In 1886, Jekyll Island was purchased to become an exclusive Winter retreat for America’s most elite families. Known as the Jekyll Island Club, it soon became recognized as “the richest, most inaccessible club in the world.”

For more than half a century, the nation’s leading families, including the legendary Rockefellers, Morgans and Pulitzers, came to Jekyll Island “to secure an escape.” Members prized the island for its “sense of splendid isolation,” beautiful landscape and moderate climate.

Jekyll Island, with its cottage colony and clubhouse, was viewed as a little paradise, where members and guests pursued a life of elegant leisure  and enjoyed a variety of outdoor pursuits such as hunting, horseback riding, skeet shooting, golf, tennis, biking, croquet, lawn bowling, picnics and carriage rides.

The former Club grounds comprise a 240-acre site with 34 historic structures and makes up the Jekyll Island Club National Historic Landmark District – one of the largest ongoing restoration projects in the southeastern United States, attracting curious guests from around the world.

Jekyll Island was purchased by the state of Georgia in 1947, and became the Jekyll Island State Park. Today, the historic island is experiencing rapid and radical changes, with hundreds of millions in public-private dollars being invested in the park.

Throughout its history, the Jekyll Island Club has been a place where people have imagined an alternative. People came to Jekyll to escape, to be creative and to dream, and they still do. From Native Americans, to English colonists, to French privateers, to the members of the Jekyll Island Club – people have imagined Jekyll Island as a place where dreams begin.

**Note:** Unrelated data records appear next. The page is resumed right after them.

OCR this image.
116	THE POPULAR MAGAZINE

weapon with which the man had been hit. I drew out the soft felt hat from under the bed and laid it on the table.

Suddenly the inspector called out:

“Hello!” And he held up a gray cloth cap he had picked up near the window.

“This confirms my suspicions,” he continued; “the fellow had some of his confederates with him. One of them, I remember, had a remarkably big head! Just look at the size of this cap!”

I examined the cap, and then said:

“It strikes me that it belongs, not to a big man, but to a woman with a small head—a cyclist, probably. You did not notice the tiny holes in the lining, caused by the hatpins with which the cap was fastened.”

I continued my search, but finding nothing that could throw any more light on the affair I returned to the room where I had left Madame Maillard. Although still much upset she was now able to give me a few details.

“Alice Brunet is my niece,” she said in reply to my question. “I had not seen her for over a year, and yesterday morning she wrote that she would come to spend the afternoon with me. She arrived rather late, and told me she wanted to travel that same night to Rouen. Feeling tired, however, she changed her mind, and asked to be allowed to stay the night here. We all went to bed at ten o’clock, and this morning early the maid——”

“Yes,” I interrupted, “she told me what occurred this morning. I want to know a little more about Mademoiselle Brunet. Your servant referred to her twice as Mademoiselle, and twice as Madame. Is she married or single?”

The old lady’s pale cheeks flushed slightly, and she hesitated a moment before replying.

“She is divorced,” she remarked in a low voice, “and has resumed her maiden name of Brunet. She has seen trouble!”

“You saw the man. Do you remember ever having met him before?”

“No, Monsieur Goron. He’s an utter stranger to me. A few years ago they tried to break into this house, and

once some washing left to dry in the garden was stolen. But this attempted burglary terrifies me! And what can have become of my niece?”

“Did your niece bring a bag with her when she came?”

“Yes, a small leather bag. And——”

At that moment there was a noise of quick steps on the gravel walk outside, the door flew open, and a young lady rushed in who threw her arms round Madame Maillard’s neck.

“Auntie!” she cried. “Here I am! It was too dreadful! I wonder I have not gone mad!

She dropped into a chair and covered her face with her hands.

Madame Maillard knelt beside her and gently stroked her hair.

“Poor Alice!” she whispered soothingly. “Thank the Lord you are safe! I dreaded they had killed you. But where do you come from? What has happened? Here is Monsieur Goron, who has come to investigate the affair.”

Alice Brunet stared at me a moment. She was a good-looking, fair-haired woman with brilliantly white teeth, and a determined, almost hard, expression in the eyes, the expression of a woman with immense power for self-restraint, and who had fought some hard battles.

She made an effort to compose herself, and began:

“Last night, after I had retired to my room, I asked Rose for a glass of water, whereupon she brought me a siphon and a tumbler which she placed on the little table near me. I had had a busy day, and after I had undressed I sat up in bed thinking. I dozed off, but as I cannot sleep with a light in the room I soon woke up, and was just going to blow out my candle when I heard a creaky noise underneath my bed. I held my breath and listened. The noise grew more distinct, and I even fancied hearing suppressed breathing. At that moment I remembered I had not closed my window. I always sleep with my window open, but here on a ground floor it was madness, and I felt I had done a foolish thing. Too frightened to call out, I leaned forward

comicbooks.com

As soon as this issue hits the newsstands, I am keeping a family tradition alive and escaping to one my favorite destinations on this planet – the Jekyll Island Club Hotel  – for the 2019 Georgia Press Association Convention.

Seriously! And, it is not just my favorite because this place has been special to my family and me for more than two decades. If you were to mention Jekyll Island to either one of my daughters, their eyes would light up and the broad smiles on their faces would tell you that Jekyll Island, to them, is a special place, and a lifetime of special memories have been made there.

From the time Kaylee was three years old and Caroline less than a year, and for eighteen of the next twenty years, going to the Jekyll Island Club Hotel and the GPA convention was an annual beginning of a Summer ritual for my family. I have always loved everything to do with history and Jekyll Island is overflowing with it. I do believe that the annual trek to the island and the daily exposure to its storied history is the underlying reason for my girls’ love of history and their fascination for the people who lived it.

Each year, in addition to attending GPA functions, we would ride bikes, horses, boats, ferries, tour Sapelo and Cumberland Islands, play golf, play croquet, pretend to be a sold out audience as Caroline sang her heart out on the stage of the Jekyll amphitheater, tour every historical site on the island and have quality, morning, noon and night, daddy-daughter moments in the courtyard cafe.

I have photos of Kaylee navigating and driving the horse drawn carriage and talking to the horse named Sam who was pulling it; I have a photo of three-year-old Caroline, asleep and slumped over in the safety seat of the bicycle and photos of each of them in or at every historical sight on the island and in every shop in the village. To my girls, the most popular shop in the village was every shop in the village, but their true favorite, and the one most visited, was the Ice Cream, Fudge and Everything Else Sweet Shop.

One year I had to attend a board meeting on St. Simons Island. As part of her birthday gift that year, seven-year-old Caroline made the trip with me. Because I knew how much she loved the historic hotel – ever since she was two she had called the tower section of the hotel, Cinderella’s Castle – I reserved the tower suite at the Jekyll Island Club. For that entire weekend, thanks to the tower suite, multiple room service calls and gift shop visits, Caroline truly felt like the princess I always knew she was. To this day she will tell you that one trip is her fondest childhood memory.

We have so many special memories about this place. To my daughters, and to me, there is something special, almost magical about Jekyll Island. It is a place where time seems to slow down and worries seem to disappear. It is a place where we have grown up and older, and because of everything I have shared there with my family and my GPA friends, going there always seems like going home.

And now that this column is written and this edition finished, I am headed east . . . for a homecoming!